Во-вторых, почему же банки пошли в довольно рисковые активы? Очевидно, что все три крупные экономики G3 – США, ЕС, Япония, а это более 50% мировой экономики, переживают затяжной период низкого экономического роста и процентных ставок. Государства пытаются стимулировать экономический рост дешевыми кредитами. Отсутствие роста и избыточная ликвидность при стареющем населении, которое сберегает больше, чем тратит, стало катализатором поиска более инновационных и, соответственно, рисковых решений.

– Являются ли оценки этих агентств единственным мерилом состояния бизнеса? Может быть, этим должно заниматься государство?

– Рейтинговые агентства имеют право на существование. И я пока не вижу предпосылок, чтобы государство занималось этим. Но мы должны более критично относиться к их оценкам и иметь собственное мнение.

– Хорошо. Возвратимся к так называемым усложненным инструментам. Возможно ли провести некие аналогии?

– У нас аналогии есть. Мы становимся очень сильно ин-тегрированными с глобальными рынками, и финансовые институты становятся зависимыми от конъюнктуры мировых финансовых рынков.

Но у наших банков своя болезнь – они пострадали из-за того, что для занимаемых ими на внешних рынках средств не было альтернативных инструментов, кроме кредитования.

В этой ситуации государство не выполнило своей роли – оно не выпустило пар из системы, и большая часть ресурсов банков ушла в спекулятивный кредитный портфель. Стоит отметить, что и государство не было настойчиво в устранении предпосылок спекулятивного бума.

– Возможно, это было связано с неквалифицированным государственным ме-неджментом?

– Вряд ли мы здесь найдем универсальный рецепт.

– В таком случае, может быть, обратиться к мировому опыту?
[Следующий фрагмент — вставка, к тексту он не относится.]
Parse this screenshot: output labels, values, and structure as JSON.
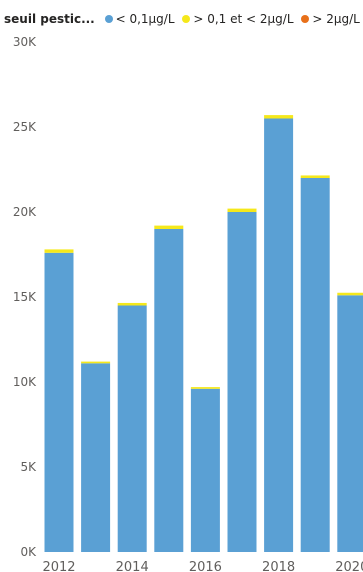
{
  "legend": {
    "title": "seuil pestic...",
    "items": [
      {
        "label": "< 0,1µg/L",
        "color": "#5aa0d4"
      },
      {
        "label": "> 0,1 et < 2µg/L",
        "color": "#f5e81b"
      },
      {
        "label": "> 2µg/L",
        "color": "#e8701a"
      }
    ]
  },
  "chart_data": {
    "type": "bar",
    "stacked": true,
    "categories": [
      "2012",
      "2013",
      "2014",
      "2015",
      "2016",
      "2017",
      "2018",
      "2019",
      "2020"
    ],
    "x_tick_labels": [
      "2012",
      "2014",
      "2016",
      "2018",
      "2020"
    ],
    "series": [
      {
        "name": "< 0,1µg/L",
        "color": "#5aa0d4",
        "values": [
          17600,
          11100,
          14500,
          19000,
          9600,
          20000,
          25500,
          22000,
          15100
        ]
      },
      {
        "name": "> 0,1 et < 2µg/L",
        "color": "#f5e81b",
        "values": [
          200,
          100,
          150,
          200,
          100,
          200,
          200,
          150,
          150
        ]
      },
      {
        "name": "> 2µg/L",
        "color": "#e8701a",
        "values": [
          0,
          0,
          0,
          0,
          0,
          0,
          0,
          0,
          0
        ]
      }
    ],
    "y_ticks": [
      "0K",
      "5K",
      "10K",
      "15K",
      "20K",
      "25K",
      "30K"
    ],
    "ylim": [
      0,
      30000
    ],
    "grid": false,
    "legend_position": "top-left"
  }
}
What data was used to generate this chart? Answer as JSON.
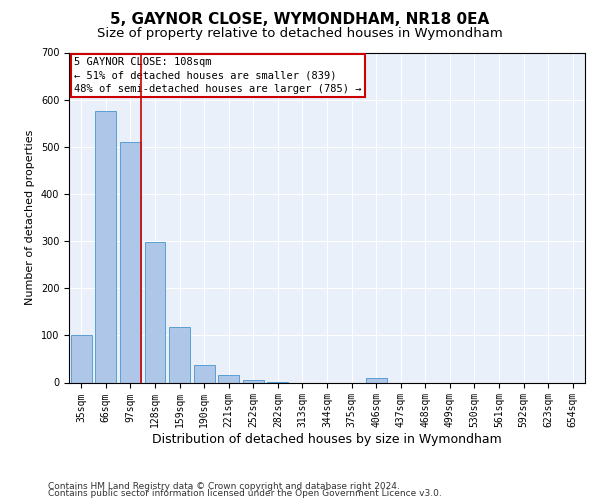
{
  "title1": "5, GAYNOR CLOSE, WYMONDHAM, NR18 0EA",
  "title2": "Size of property relative to detached houses in Wymondham",
  "xlabel": "Distribution of detached houses by size in Wymondham",
  "ylabel": "Number of detached properties",
  "categories": [
    "35sqm",
    "66sqm",
    "97sqm",
    "128sqm",
    "159sqm",
    "190sqm",
    "221sqm",
    "252sqm",
    "282sqm",
    "313sqm",
    "344sqm",
    "375sqm",
    "406sqm",
    "437sqm",
    "468sqm",
    "499sqm",
    "530sqm",
    "561sqm",
    "592sqm",
    "623sqm",
    "654sqm"
  ],
  "values": [
    100,
    575,
    510,
    297,
    118,
    37,
    16,
    6,
    1,
    0,
    0,
    0,
    9,
    0,
    0,
    0,
    0,
    0,
    0,
    0,
    0
  ],
  "bar_color": "#aec6e8",
  "bar_edgecolor": "#5a9fd4",
  "background_color": "#eaf0fa",
  "property_bin_index": 2,
  "annotation_line1": "5 GAYNOR CLOSE: 108sqm",
  "annotation_line2": "← 51% of detached houses are smaller (839)",
  "annotation_line3": "48% of semi-detached houses are larger (785) →",
  "annotation_box_color": "#ffffff",
  "annotation_box_edgecolor": "#cc0000",
  "vline_color": "#cc0000",
  "ylim": [
    0,
    700
  ],
  "yticks": [
    0,
    100,
    200,
    300,
    400,
    500,
    600,
    700
  ],
  "footer1": "Contains HM Land Registry data © Crown copyright and database right 2024.",
  "footer2": "Contains public sector information licensed under the Open Government Licence v3.0.",
  "title1_fontsize": 11,
  "title2_fontsize": 9.5,
  "xlabel_fontsize": 9,
  "ylabel_fontsize": 8,
  "tick_fontsize": 7,
  "footer_fontsize": 6.5,
  "ann_fontsize": 7.5
}
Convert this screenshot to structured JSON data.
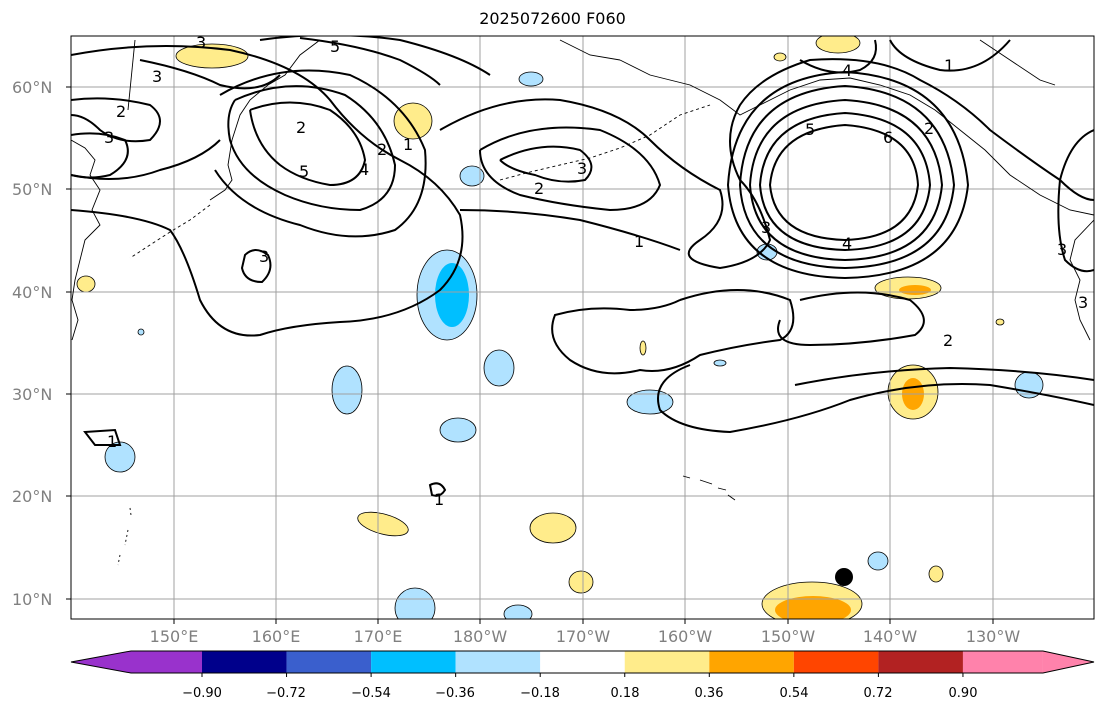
{
  "title": "2025072600 F060",
  "lat_labels": [
    "60°N",
    "50°N",
    "40°N",
    "30°N",
    "20°N",
    "10°N"
  ],
  "lon_labels": [
    "150°E",
    "160°E",
    "170°E",
    "180°W",
    "170°W",
    "160°W",
    "150°W",
    "140°W",
    "130°W"
  ],
  "colorbar": {
    "ticks": [
      "−0.90",
      "−0.72",
      "−0.54",
      "−0.36",
      "−0.18",
      "0.18",
      "0.36",
      "0.54",
      "0.72",
      "0.90"
    ],
    "colors": [
      "#9932cc",
      "#00008b",
      "#3a5fcd",
      "#00bfff",
      "#b0e2ff",
      "#ffffff",
      "#ffec8b",
      "#ffa500",
      "#ff4500",
      "#b22222",
      "#ff82ab"
    ]
  },
  "contour_labels": [
    "3",
    "5",
    "2",
    "3",
    "5",
    "4",
    "2",
    "1",
    "3",
    "2",
    "3",
    "3",
    "2",
    "1",
    "4",
    "5",
    "6",
    "2",
    "3",
    "4",
    "1",
    "3",
    "2",
    "1",
    "1",
    "3"
  ],
  "colors": {
    "frame": "#000000",
    "grid": "#a0a0a0",
    "coast": "#000000",
    "contour": "#000000",
    "blue_light": "#b0e2ff",
    "blue_mid": "#00bfff",
    "yellow": "#ffec8b",
    "orange": "#ffa500",
    "marker": "#000000"
  }
}
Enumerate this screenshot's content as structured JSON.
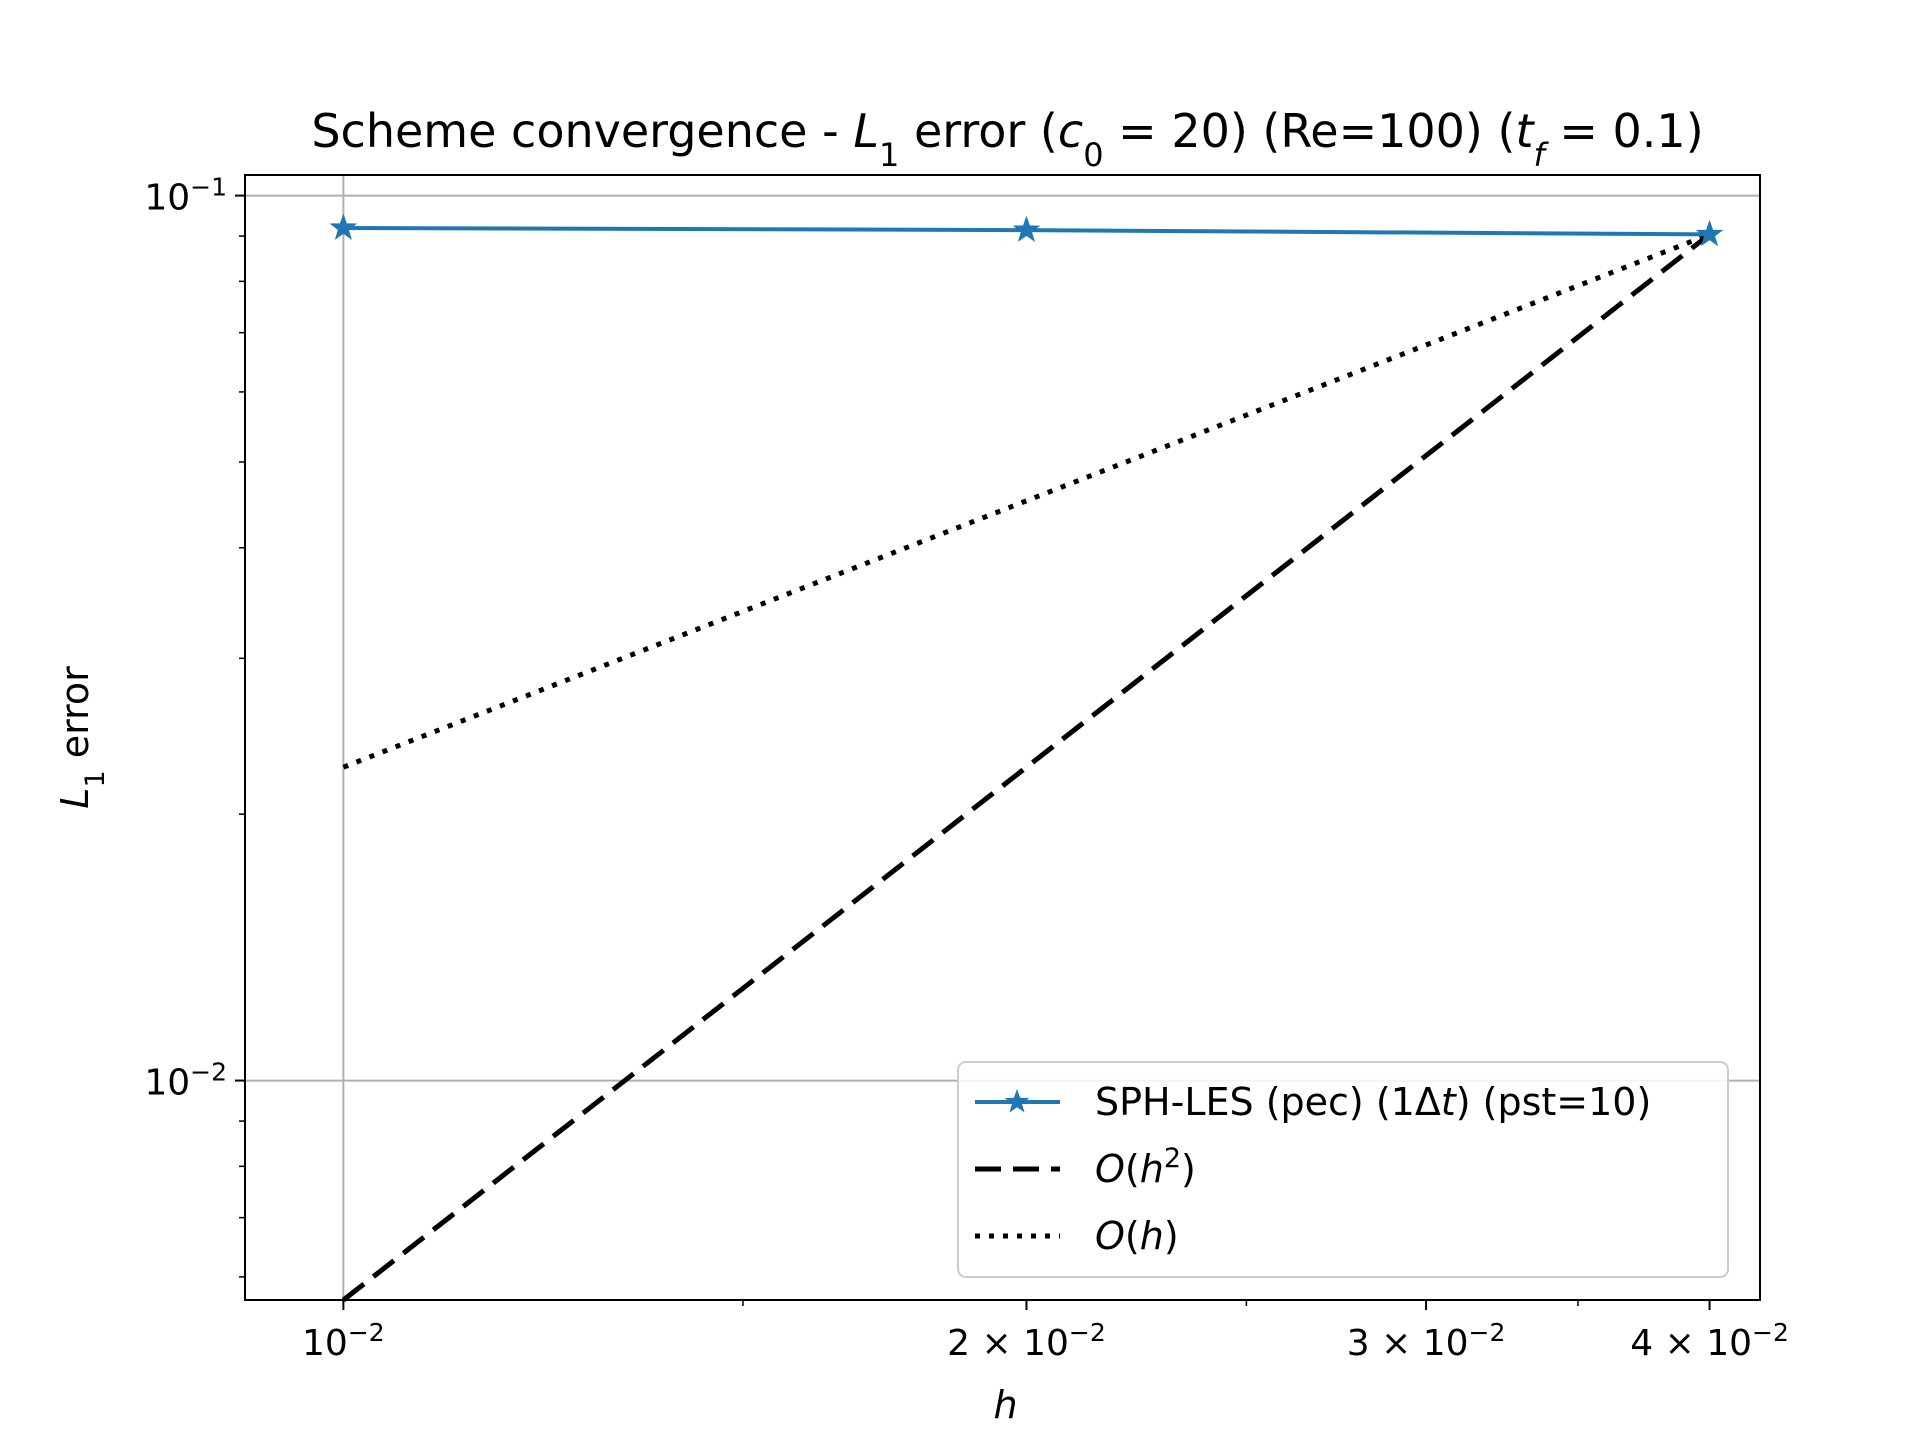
{
  "chart_data": {
    "type": "line",
    "title": "Scheme convergence - L₁ error (c₀ = 20) (Re=100) (t_f = 0.1)",
    "title_parts": [
      {
        "text": "Scheme convergence - ",
        "style": "normal"
      },
      {
        "text": "L",
        "style": "italic"
      },
      {
        "text": "1",
        "style": "sub"
      },
      {
        "text": " error (",
        "style": "normal"
      },
      {
        "text": "c",
        "style": "italic"
      },
      {
        "text": "0",
        "style": "sub"
      },
      {
        "text": " = 20) (Re=100) (",
        "style": "normal"
      },
      {
        "text": "t",
        "style": "italic"
      },
      {
        "text": "f",
        "style": "subitalic"
      },
      {
        "text": " = 0.1)",
        "style": "normal"
      }
    ],
    "xlabel": "h",
    "ylabel": "L₁ error",
    "x_scale": "log",
    "y_scale": "log",
    "xlim": [
      0.00905,
      0.0421
    ],
    "ylim": [
      0.00565,
      0.1055
    ],
    "grid": true,
    "legend_position": "lower right",
    "x_major_ticks": [
      {
        "value": 0.01,
        "mantissa": "",
        "exponent": "−2"
      },
      {
        "value": 0.02,
        "mantissa": "2 × ",
        "exponent": "−2"
      },
      {
        "value": 0.03,
        "mantissa": "3 × ",
        "exponent": "−2"
      },
      {
        "value": 0.04,
        "mantissa": "4 × ",
        "exponent": "−2"
      }
    ],
    "y_major_ticks": [
      {
        "value": 0.1,
        "exponent": "−1"
      },
      {
        "value": 0.01,
        "exponent": "−2"
      }
    ],
    "series": [
      {
        "name": "SPH-LES (pec) (1Δt) (pst=10)",
        "legend_parts": [
          {
            "text": "SPH-LES (pec) (1Δ",
            "style": "normal"
          },
          {
            "text": "t",
            "style": "italic"
          },
          {
            "text": ") (pst=10)",
            "style": "normal"
          }
        ],
        "x": [
          0.01,
          0.02,
          0.04
        ],
        "y": [
          0.0919,
          0.0914,
          0.0904
        ],
        "color": "#1f77b4",
        "linestyle": "solid",
        "marker": "star"
      },
      {
        "name": "O(h²)",
        "legend_parts": [
          {
            "text": "O",
            "style": "italic"
          },
          {
            "text": "(",
            "style": "normal"
          },
          {
            "text": "h",
            "style": "italic"
          },
          {
            "text": "2",
            "style": "sup"
          },
          {
            "text": ")",
            "style": "normal"
          }
        ],
        "x": [
          0.01,
          0.04
        ],
        "y": [
          0.00565,
          0.0904
        ],
        "color": "#000000",
        "linestyle": "dashed",
        "marker": "none"
      },
      {
        "name": "O(h)",
        "legend_parts": [
          {
            "text": "O",
            "style": "italic"
          },
          {
            "text": "(",
            "style": "normal"
          },
          {
            "text": "h",
            "style": "italic"
          },
          {
            "text": ")",
            "style": "normal"
          }
        ],
        "x": [
          0.01,
          0.04
        ],
        "y": [
          0.0226,
          0.0904
        ],
        "color": "#000000",
        "linestyle": "dotted",
        "marker": "none"
      }
    ]
  }
}
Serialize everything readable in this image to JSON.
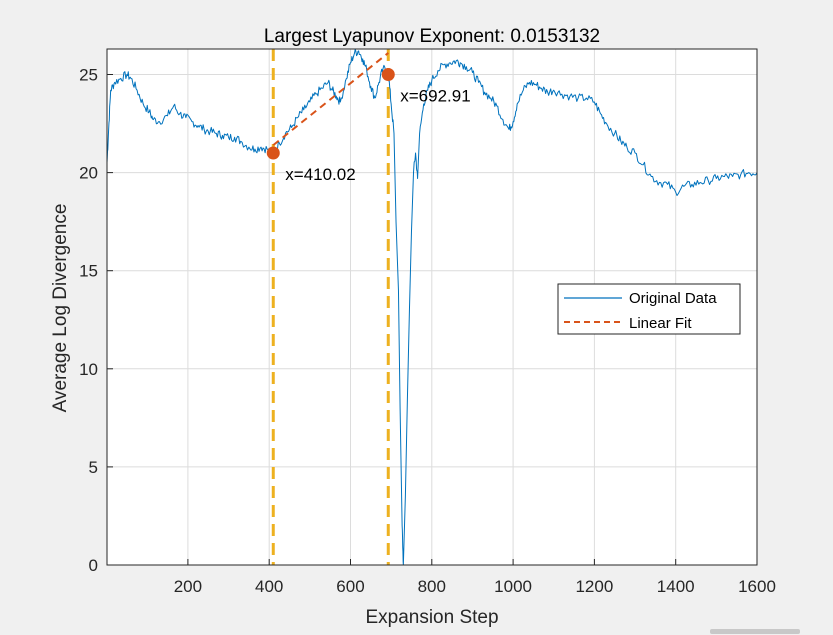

– Давайте. Я считаю, что самыми компетентными оказались бразильцы. Они сумели выпустить пар, стерилизуя избыточную ликвидность госбумагами, и более двух лет жили под критикой и насмешкой окружающих.

У бразильской экономики были те же проблемы, что и у нашей. Она зависит от цикличных товарных рынков, больше всего сельскохозяйственных. А мы зависим от цикличных рынков нефти и металлов.

– В чем же проблема этих рынков?

– Цикличность экономики заключается в том, что при улучшении конъюнктуры сырьевых рынков экономика испытывает большой приток экспортных средств, что, в свою очередь, способствует привлечению финансового капитала.

И здесь важно знать, насколько эффективно экономика может перераспределить эти средства. Слабая финансовая инфраструктура может привести к тому, что денежные ресурсы устремятся в капиталоемкие спекулятивные активы и будут способствовать появлению ценовых «пузырей». Обычно это рынок капиталовложений: недвижимость, покупка-продажа бизнеса и прочее. Единственное средство от этой болезни – выпустить пар из системы, устранить спекулятивную ликвидность, предлагая альтернативные ликвидные инструменты с меньшим риском. К примеру, те же ГЦБ.

Очень надеюсь, что государство сделает свою «работу над ошибками», и мы будем подготовлены для преодоления очередных кризисов.